Do you feel confused by all of the rules put into place for voting? Do you need help figuring out where to go and how to vote? This guide will answer all those questions and more to prepare you for this year’s presidential election on Tuesday, Nov. 3.
The first thing you should do is to make sure you are registered to vote. To check whether you are registered, visit vote.org and enter your information, including your name, address, and date of birth. If you are registered to vote, you are allowed to vote on Election Day at your registered polling place or by mail, as long as you drop off your ballot at your town election office by Election Day, Tuesday, Nov. 3 at 8 p.m., rather than actually mail it. The deadline to request an absentee ballot was Oct. 27.
To submit your absentee ballot, leave it in your town’s state ballot box. In Mansfield, the drop box is located in front of Town Hall. Over 600,000 residents have returned their absentee ballots in Connecticut as of Monday.
Speaking of Election Day, if you are not registered to vote, you can register to vote on Election Day at your town hall and select polling places. Polls in Connecticut are open from 6 a.m. to 8 p.m. on Election Day.
When it comes to voting in Mansfield, polling stations include Mansfield Town Hall, Mansfield Library/Buchanan Auditorium and Mansfield Fire Station. To find your polling location, type CT Polling Locations into Google and fill in your address.

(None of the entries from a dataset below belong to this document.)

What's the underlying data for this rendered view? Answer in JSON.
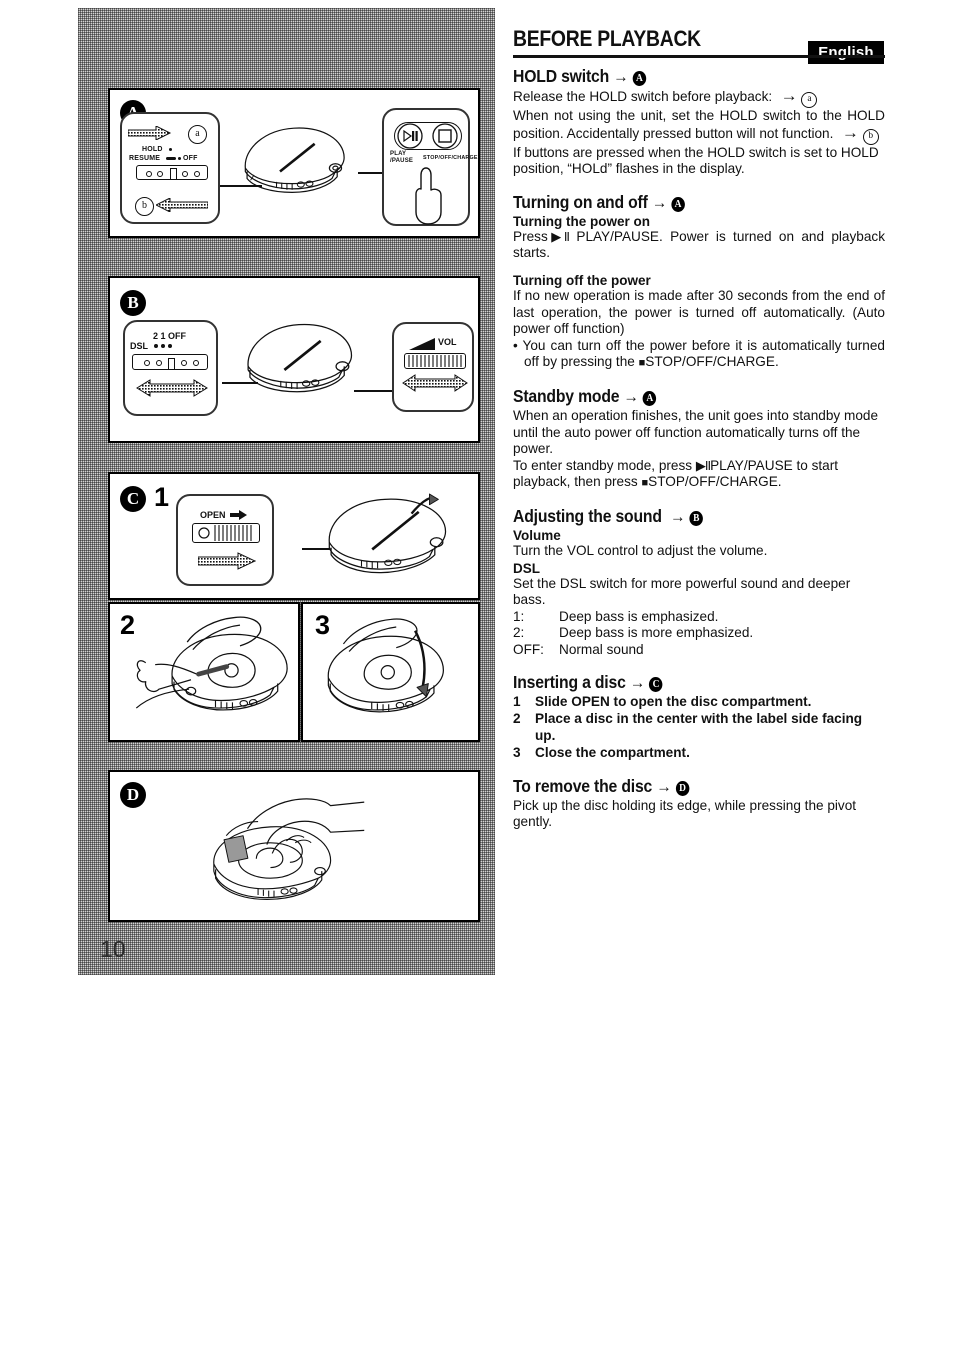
{
  "page": {
    "number": "10",
    "language_badge": "English",
    "title": "BEFORE PLAYBACK"
  },
  "sections": [
    {
      "id": "hold-switch",
      "heading": "HOLD switch",
      "ref": "A",
      "paragraphs": [
        "Release the HOLD switch before playback:",
        "When not using the unit, set the HOLD switch to the HOLD position. Accidentally pressed button will not function.",
        "If buttons are pressed when the HOLD switch is set to HOLD position, “HOLd” flashes in the display."
      ],
      "inline_refs": [
        "a",
        "b"
      ]
    },
    {
      "id": "turning-on-and-off",
      "heading": "Turning on and off",
      "ref": "A",
      "sub1_title": "Turning the power on",
      "sub1_text_pre": "Press",
      "sub1_glyph": "▶II",
      "sub1_text_post": " PLAY/PAUSE. Power is turned on and playback starts.",
      "sub2_title": "Turning off the power",
      "sub2_text": "If no new operation is made after 30 seconds from the end of last operation, the power is turned off automatically. (Auto power off function)",
      "bullet_pre": "• You can turn off the power before it is automatically turned off by pressing the ",
      "bullet_glyph": "■",
      "bullet_post": "STOP/OFF/CHARGE."
    },
    {
      "id": "standby-mode",
      "heading": "Standby mode",
      "ref": "A",
      "para1": "When an operation finishes, the unit goes into standby mode until the auto power off function automatically turns off the power.",
      "para2_pre": "To enter standby mode, press ",
      "para2_glyph1": "▶II",
      "para2_mid": "PLAY/PAUSE to start playback, then press ",
      "para2_glyph2": "■",
      "para2_post": "STOP/OFF/CHARGE."
    },
    {
      "id": "adjusting-the-sound",
      "heading": "Adjusting the sound",
      "ref": "B",
      "volume_title": "Volume",
      "volume_text": "Turn the VOL control to adjust the volume.",
      "dsl_title": "DSL",
      "dsl_text": "Set the DSL switch for more powerful sound and deeper bass.",
      "dsl_options": [
        {
          "key": "1:",
          "desc": "Deep bass is emphasized."
        },
        {
          "key": "2:",
          "desc": "Deep bass is more emphasized."
        },
        {
          "key": "OFF:",
          "desc": "Normal sound"
        }
      ]
    },
    {
      "id": "inserting-a-disc",
      "heading": "Inserting a disc",
      "ref": "C",
      "steps": [
        {
          "n": "1",
          "text": "Slide OPEN to open the disc compartment."
        },
        {
          "n": "2",
          "text": "Place a disc in the center with the label side facing up."
        },
        {
          "n": "3",
          "text": "Close the compartment."
        }
      ]
    },
    {
      "id": "to-remove-the-disc",
      "heading": "To remove the disc",
      "ref": "D",
      "text": "Pick up the disc holding its edge, while pressing the pivot gently."
    }
  ],
  "figures": {
    "panel_a": {
      "badge": "A",
      "ref_a": "a",
      "ref_b": "b",
      "switch_labels": {
        "hold": "HOLD",
        "resume": "RESUME",
        "off": "OFF"
      },
      "button_labels": {
        "play_pause_line1": "PLAY",
        "play_pause_line2": "/PAUSE",
        "stop": "STOP/OFF/CHARGE"
      }
    },
    "panel_b": {
      "badge": "B",
      "dsl_label": "DSL",
      "dsl_positions": "2 1 OFF",
      "vol_label": "VOL"
    },
    "panel_c1": {
      "badge": "C",
      "step": "1",
      "open_label": "OPEN"
    },
    "panel_c2": {
      "step": "2"
    },
    "panel_c3": {
      "step": "3"
    },
    "panel_d": {
      "badge": "D"
    }
  }
}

If you are in need of a ride to the polls, Lyft is offering 50% off rides up to $10 to polling locations across the country. This will run between 4 a.m. and 11 p.m.
If you or someone you know has a physical disability, Connecticut allows voting to be conducted through a touch screen or through a verbal device instead of with pen and paper. Connecticut also allows for assistance when casting a ballot. The only people not allowed to help a voter cast a ballot are the voter’s employer or agent of employer, an agent of a voter’s union or a candidate that appears on the ballot. The only exception to this rule is if the candidate is part of the immediate family of the voter who needs assistance.
The final question that remains is what happens if you are in quarantine on Election Day? In this situation, you would be hand-delivered an emergency ballot. Voters in quarantine must have a ballot at least six days before the polls close and they must sign a statement that they are unable to make it to the polls. Failure to do so will result in a one-year prison sentence or a $5,000 fine. The original intent behind this was to stop false statements from being made about why someone cannot make the polls. The law was written before COVID-19.
A final reminder that if you are voting in person on Election Day to make sure to bubble in your choices completely, or your vote will not count. Good luck to everyone voting.